Ce lundi 20 janvier 2014, le Rapporteur du Conseil des droits de l’homme de l’ONU, Maina Kiai s’est rendu au Rwanda pour évaluer dans quelle mesure les droits à la liberté de réunion pacifique et d’association sont garantis dans ce pays où le gouvernement est accusé de porter atteinte à ces libertés. Cette mission s’achèvera le 27 janvier.
C’est la première fois que Mr Maina Kiai mène une telle mission au Rwanda en tant qu’expert indépendant mandaté par le Conseil des droits de l’homme des Nations Unies.
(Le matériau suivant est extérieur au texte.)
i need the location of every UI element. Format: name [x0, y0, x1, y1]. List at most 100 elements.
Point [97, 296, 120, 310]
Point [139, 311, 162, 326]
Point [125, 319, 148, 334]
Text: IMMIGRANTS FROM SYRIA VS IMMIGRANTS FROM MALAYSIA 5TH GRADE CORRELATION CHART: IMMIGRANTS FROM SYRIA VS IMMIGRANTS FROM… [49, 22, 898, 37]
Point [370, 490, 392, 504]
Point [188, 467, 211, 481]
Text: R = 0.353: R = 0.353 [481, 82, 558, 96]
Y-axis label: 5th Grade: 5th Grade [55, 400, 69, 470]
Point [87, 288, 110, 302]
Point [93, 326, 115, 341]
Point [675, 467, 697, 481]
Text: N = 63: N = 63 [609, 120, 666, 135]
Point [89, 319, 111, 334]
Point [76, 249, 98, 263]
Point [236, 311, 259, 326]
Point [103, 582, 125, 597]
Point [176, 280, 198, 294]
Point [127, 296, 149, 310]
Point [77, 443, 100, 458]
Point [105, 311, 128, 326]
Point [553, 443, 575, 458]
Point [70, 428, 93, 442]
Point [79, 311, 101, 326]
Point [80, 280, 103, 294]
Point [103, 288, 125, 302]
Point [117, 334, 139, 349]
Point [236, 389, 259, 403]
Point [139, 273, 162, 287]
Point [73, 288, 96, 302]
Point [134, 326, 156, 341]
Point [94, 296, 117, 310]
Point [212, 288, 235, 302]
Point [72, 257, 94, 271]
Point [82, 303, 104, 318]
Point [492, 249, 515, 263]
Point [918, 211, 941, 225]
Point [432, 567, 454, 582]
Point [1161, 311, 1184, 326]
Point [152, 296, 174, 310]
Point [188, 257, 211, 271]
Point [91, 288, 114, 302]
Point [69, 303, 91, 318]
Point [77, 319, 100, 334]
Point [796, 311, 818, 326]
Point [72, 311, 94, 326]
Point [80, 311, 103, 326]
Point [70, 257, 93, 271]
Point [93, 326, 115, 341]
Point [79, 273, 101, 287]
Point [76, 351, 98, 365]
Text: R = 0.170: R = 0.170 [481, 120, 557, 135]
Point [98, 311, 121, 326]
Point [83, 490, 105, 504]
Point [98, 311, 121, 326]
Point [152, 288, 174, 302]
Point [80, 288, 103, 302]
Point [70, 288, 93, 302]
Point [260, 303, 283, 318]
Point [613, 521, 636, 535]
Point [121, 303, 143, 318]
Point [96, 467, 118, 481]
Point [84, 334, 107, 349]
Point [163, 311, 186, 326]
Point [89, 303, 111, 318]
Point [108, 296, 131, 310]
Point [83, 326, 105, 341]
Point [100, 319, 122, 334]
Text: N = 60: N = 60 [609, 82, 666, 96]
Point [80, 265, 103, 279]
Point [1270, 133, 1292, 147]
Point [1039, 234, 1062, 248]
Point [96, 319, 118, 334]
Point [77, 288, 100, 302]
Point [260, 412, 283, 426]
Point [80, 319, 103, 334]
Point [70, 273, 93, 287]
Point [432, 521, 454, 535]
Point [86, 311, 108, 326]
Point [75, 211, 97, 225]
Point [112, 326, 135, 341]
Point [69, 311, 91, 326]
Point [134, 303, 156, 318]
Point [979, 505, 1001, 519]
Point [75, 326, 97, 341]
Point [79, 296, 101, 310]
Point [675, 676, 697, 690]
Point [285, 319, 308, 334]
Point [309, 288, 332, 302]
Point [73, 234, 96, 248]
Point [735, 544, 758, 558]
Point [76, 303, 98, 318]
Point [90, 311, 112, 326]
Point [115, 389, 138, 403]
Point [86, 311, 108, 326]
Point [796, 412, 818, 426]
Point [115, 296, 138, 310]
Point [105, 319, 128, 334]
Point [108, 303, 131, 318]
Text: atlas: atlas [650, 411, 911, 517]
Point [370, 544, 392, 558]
Il rappelle que « les droits à la liberté de réunion pacifique et d’association sont des composantes essentielles de la démocratie » et que « le conseil a demandé aux Etats de respecter et protéger pleinement le droit de se réunir pacifiquement et le droit de s’associer librement dont jouissent les individus ». Il devrait se rendre à Kigali et Huye où il rencontrera les représentants du gouvernement, des membres des pouvoirs judiciaire et législatif, des membres de la société civile et du corps diplomatique. Il rencontrera également les représentants de la commission nationale des droits de l’homme ; cette commission comprend 7 membres choisis par l’assemblée nationale sur une liste de 10 candidats proposés par le gouvernement. La réussite de ce mandat implique la coopération de l’Etat rwandais.
Au Rwanda, la liberté d’association a été profondément réduite
L’exercice de la liberté d’association est de plus en plus préoccupant. En effet, la Ligue des droits de la personne dans la région des Grands Lacs (LDGL) rappelle que les organisations de la société civile sont soumises par le pouvoir à une pression administrative croissante. La loi de février 2012 oblige toute ONG qui veut se faire agréer à fournir chaque année son plan d’action, son plan budgétaire, les sources et méthodes de financement. Les missions des ONG doivent également s’inscrire dans les plans de développement national et des districts : vision 2020 et EDPRS.
Même si toutes ces conditions sont remplies, certaines demandes peuvent être rejetées si l’autorité gouvernementale estime que l’organisation peut porter atteinte à la sécurité, l’ordre public, la santé, la morale et les droits de la personne.
Des ONG considérées comme « suspectes » sont soumises à des obstacles qui alourdissent la procédure dans l’obtention du précieux agrément. Selon le secrétaire exécutif de la LDGL, le processus d’enregistrement des ONG met en évidence le poids et le contrôle gouvernementaux « l’ONG qui n’accepte pas de s’allier au pouvoir risque de ne pas obtenir les documents administratifs reconnaissant son existence et d’être qualifiée de hors la loi ».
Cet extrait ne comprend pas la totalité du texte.